According to an investigation by ProPublica, emissions from the new plastics plant will more than triple residents’ exposure to cancer-causing chemicals. The plant will double the region’s toxic air emissions, and spew more than 12 million tonnes of carbon dioxide into the air each year. Residents of St. James Parish, who already live within a 16-kilometer radius of 12 petrochemical facilities, have an above-average cancer rate and are frequently subject to boil-water advisories.

In February, RISE St. James and other advocacy groups appealed the decision by the Louisiana Department of Environmental Quality (LDEQ) to approve FG’s air permits for the plastics factory. The appeal asserts that the pollution projections put forward by FG and approved by LDEQ were not grounded in science. They also charge that the department failed to address the concern that FG would be building its factory on top of the presumed slave burial grounds.

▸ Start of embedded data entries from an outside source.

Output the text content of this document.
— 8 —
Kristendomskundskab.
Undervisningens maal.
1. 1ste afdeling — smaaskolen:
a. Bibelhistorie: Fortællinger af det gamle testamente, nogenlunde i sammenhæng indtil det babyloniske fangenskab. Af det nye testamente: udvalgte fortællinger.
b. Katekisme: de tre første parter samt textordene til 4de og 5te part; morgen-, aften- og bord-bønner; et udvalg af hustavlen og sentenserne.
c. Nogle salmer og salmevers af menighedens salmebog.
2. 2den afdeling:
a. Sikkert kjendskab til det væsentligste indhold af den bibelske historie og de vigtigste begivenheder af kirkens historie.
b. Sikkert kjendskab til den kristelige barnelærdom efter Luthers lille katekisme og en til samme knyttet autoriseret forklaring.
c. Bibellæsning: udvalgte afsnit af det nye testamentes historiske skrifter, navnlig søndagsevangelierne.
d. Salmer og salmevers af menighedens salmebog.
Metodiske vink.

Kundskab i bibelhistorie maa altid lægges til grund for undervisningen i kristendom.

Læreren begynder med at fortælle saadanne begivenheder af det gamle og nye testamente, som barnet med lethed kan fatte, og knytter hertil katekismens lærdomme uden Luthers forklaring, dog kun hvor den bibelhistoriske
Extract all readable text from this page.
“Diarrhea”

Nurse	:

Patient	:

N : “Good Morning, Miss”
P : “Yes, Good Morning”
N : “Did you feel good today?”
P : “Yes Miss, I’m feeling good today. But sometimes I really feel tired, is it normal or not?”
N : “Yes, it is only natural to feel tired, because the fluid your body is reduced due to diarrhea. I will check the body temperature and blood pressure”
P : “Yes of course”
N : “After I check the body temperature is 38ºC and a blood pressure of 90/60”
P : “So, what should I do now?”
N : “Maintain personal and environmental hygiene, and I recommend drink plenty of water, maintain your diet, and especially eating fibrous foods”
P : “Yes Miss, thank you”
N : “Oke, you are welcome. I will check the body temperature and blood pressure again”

RISE St. James and the other plaintiffs are calling on the court to nullify FG’s permits, and to require the state to reassess the factory’s pollution limits. Such a step would stop FG from moving forward, at least temporarily.

“This blatant disparity in pollution burden in this community should be enough of a case for a lawsuit,” says Kimberly Terrell, a biologist and the director of community outreach at Tulane University’s Environmental Law Clinic in Louisiana.

“Lawsuits cause major headaches for companies trying to get permission to build,” Terrell says. “It’s usually easier to stop a factory that’s planned rather than one that’s already been built and is trying to renew or expand.”

The appeal may require LDEQ to assess the factory’s expected emissions and pollution control measures more stringently, says Terrell. That’s useful, she adds, because if St. James Parish residents can’t stop the factory from being built, they at least want to ensure the factory is operating as cleanly as possible.

Janile Parks, FG’s director of community and government relations in Louisiana, contests the appeal. She says the company’s emissions models accurately project that pollution levels from the factory will fall within state and federal standards. FG, she says, “takes environmental and safety concerns about the Sunshine Project very seriously.”

But Formosa’s track record tells a different story. The conglomerate, which runs more than 30 companies spanning petrochemical processing, electronics production, and biotechnology, has been accused or found guilty of polluting in every country in which it operates.

In Point Comfort, Texas, a working-class port community, for instance, Formosa operates a plastics complex comparable in size and design to the factory proposed for St. James Parish. There, Formosa’s biggest opponent has been Diane Wilson, a fourth-generation shrimp boat captain who has spent more than 30 years documenting the company’s pollution, and challenging it in court.

Wilson’s efforts include a 1994 lawsuit that saw Formosa agree to not discharge any plastic from its Texas facility—a promise the company ultimately failed to keep. Wilson collected thousands of bags of plastic emitted from the facility’s outfall pipes, evidence that was ultimately used to garner a $50-million settlement in the largest Clean Water Act lawsuit ever filed by private individuals. Now, Wilson is collaborating with St. James Parish residents to stop Formosa’s latest development.

“Our little community—with no support and no money—used legal aid. And when we did this, we won,” Wilson told St. James Parish residents in March. “Your little community can do this, too. You can fight this.”

Later that month, coronavirus shutdowns and fluctuating water levels in the Mississippi River forced FG to put its construction plans on hold. Opponents of the project, however, are not letting up.

“We are St. James Parish,” says Lavigne, speaking at the gathering. “This is our home. We aren’t going anywhere. Formosa has a fight on its hands.”